How to Watch NASA’s Planetary Defense Mission

NASA is prepping for the day it may have to defend the Earth against an oncoming threat. Today, it’s taking a sci-fi approach: smashing a spacecraft into an asteroid hurtling through space to try and knock it off its course.

The Double Asteroid Redirection Test (DART) has been on the long journey to its target asteroid since it launched in November last year. Tonight at 7:14pm ET, it’s on track to crash into the asteroid Dimorphos and livestream the impact for all of us back on Earth to watch.

DART background

NASA’s Planetary Defense Coordination Office contracted the Johns Hopkins Applied Physics Laboratory (APL) to build a four-foot-wide, ~1,210-pound craft that could navigate and crash into a nearby asteroid to change the football stadium-sized rock’s trajectory.
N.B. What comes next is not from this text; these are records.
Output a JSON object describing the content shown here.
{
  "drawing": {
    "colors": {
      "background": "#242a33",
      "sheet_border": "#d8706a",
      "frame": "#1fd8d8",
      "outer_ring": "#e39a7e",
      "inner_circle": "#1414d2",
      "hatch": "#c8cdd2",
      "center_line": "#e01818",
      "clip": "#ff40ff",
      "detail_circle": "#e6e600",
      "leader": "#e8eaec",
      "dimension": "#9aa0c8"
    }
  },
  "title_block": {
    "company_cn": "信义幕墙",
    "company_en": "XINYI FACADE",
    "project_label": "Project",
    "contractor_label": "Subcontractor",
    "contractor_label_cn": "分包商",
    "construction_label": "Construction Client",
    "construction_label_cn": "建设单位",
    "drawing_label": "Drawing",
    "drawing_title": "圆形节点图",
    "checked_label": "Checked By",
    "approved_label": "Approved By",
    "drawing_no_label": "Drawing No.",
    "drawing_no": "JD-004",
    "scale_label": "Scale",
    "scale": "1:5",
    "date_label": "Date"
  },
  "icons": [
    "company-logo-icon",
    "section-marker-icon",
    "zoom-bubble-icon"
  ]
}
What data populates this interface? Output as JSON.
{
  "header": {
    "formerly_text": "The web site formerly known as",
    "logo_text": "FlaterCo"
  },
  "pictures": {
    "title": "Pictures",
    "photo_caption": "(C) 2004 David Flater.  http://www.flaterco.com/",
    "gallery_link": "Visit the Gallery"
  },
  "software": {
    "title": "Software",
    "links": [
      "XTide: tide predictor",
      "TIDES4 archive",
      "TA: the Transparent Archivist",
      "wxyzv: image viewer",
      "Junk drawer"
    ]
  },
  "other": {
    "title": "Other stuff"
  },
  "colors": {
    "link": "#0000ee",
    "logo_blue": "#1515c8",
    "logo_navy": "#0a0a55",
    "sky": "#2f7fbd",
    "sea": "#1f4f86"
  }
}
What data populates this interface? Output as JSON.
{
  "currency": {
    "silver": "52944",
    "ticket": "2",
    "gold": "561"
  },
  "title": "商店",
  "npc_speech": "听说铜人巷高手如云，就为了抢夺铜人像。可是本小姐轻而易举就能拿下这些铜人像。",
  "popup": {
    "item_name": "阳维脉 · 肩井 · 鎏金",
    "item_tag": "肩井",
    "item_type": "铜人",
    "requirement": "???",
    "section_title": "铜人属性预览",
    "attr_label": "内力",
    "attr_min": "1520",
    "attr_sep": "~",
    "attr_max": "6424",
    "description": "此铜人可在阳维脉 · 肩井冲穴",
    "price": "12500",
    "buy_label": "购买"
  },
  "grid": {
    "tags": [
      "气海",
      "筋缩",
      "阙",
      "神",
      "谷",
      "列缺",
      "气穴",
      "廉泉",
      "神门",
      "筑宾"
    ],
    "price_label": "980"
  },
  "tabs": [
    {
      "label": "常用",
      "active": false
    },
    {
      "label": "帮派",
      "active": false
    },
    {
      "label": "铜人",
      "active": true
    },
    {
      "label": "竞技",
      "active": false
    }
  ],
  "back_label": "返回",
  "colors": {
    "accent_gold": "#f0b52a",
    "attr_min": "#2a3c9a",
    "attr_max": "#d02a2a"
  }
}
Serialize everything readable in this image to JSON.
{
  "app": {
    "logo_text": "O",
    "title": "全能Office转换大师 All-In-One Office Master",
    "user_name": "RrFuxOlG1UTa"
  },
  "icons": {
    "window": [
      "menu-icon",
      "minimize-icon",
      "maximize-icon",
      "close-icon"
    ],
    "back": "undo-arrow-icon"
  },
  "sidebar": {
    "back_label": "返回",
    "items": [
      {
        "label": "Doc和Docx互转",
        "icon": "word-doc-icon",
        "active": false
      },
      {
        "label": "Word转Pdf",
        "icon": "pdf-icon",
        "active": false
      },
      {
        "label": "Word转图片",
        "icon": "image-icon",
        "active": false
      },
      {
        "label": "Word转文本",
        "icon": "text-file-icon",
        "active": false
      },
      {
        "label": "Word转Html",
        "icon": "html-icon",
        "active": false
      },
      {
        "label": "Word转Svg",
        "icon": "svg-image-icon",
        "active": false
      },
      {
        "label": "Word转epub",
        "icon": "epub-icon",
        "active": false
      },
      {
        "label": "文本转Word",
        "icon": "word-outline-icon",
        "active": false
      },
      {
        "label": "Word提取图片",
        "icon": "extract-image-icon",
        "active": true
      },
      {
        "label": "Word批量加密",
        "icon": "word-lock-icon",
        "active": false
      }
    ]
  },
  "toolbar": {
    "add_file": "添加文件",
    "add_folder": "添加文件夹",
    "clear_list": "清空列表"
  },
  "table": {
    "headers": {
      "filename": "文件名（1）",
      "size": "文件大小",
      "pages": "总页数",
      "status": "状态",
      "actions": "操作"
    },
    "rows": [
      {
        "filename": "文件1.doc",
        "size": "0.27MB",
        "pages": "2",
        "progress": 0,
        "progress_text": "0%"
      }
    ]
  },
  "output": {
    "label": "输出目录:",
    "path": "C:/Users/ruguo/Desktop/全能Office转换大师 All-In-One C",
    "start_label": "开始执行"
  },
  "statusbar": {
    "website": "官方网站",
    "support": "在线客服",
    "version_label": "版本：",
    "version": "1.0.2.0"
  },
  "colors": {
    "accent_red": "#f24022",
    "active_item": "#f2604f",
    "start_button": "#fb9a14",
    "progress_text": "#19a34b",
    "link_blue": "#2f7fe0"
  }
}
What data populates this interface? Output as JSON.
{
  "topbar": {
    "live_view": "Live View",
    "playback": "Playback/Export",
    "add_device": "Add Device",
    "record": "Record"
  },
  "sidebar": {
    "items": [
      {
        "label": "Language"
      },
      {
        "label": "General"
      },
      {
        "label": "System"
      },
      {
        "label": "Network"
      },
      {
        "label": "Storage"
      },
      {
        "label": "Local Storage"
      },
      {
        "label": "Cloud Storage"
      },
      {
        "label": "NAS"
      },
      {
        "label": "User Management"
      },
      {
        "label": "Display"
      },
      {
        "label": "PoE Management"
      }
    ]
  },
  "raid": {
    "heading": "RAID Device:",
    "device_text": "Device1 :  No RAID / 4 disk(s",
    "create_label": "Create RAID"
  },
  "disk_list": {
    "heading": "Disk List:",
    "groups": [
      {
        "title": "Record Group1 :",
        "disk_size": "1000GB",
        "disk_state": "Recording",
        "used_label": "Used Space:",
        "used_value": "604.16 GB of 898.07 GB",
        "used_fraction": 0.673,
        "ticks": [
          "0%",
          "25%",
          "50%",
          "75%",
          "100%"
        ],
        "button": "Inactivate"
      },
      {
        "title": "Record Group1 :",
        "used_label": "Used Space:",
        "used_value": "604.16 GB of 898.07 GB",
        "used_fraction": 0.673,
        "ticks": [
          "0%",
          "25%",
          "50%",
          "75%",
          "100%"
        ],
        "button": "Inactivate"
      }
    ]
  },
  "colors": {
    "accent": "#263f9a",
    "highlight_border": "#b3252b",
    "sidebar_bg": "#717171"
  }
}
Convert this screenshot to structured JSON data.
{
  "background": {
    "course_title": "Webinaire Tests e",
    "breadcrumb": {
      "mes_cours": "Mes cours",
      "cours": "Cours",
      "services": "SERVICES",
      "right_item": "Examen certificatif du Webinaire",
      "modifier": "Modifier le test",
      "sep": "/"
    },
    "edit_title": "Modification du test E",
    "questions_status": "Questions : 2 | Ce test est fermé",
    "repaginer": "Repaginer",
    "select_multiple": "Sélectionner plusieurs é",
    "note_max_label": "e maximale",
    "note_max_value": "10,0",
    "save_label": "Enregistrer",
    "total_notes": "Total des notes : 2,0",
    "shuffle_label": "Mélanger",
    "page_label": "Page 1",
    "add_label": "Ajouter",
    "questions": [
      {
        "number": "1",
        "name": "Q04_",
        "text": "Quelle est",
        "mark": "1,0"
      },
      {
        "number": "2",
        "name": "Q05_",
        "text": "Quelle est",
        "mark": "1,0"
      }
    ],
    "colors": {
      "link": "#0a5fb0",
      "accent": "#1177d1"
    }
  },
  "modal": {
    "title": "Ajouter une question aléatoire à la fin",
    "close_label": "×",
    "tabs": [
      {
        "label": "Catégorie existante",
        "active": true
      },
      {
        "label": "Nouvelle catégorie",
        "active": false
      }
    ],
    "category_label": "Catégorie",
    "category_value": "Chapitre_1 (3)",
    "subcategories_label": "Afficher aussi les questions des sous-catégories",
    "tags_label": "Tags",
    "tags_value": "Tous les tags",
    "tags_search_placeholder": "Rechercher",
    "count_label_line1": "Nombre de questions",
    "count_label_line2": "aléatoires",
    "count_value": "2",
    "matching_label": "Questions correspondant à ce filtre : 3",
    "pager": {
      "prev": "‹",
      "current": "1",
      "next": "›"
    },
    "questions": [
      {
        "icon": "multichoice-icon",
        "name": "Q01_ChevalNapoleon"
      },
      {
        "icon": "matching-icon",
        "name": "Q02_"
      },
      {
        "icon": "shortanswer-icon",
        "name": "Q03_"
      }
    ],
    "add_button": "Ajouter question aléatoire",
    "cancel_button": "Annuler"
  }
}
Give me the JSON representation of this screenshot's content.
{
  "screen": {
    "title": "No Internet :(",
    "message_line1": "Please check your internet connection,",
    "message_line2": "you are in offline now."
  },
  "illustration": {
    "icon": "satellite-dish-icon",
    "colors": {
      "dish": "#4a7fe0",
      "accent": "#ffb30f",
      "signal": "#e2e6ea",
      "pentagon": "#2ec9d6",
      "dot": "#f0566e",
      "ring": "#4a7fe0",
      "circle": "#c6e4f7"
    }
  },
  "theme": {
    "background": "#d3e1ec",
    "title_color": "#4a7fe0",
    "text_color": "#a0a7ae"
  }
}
The asteroid came outfitted with its own autonomous navigation system, a set of roll-out solar arrays for power, and a camera for livestreaming the collision at a rate of 1 image per second. There’s also a free-flying auxiliary selfie cam, the Italian-build LICIACube. The cube successfully deployed last week and is ready to document the impact later this evening.

The target: The asteroid that DART is homed in on, Dimorphos, is not on a collision course with Earth. The ~525 ft-wide rock is a moonlet of the larger asteroid Didymos, making it a logical target for the small spacecraft. Researchers back home will be better able to study the change in the rock’s orbit after the collision.

You can tune into NASA Live beginning at 6pm ET to watch the crash as it happens.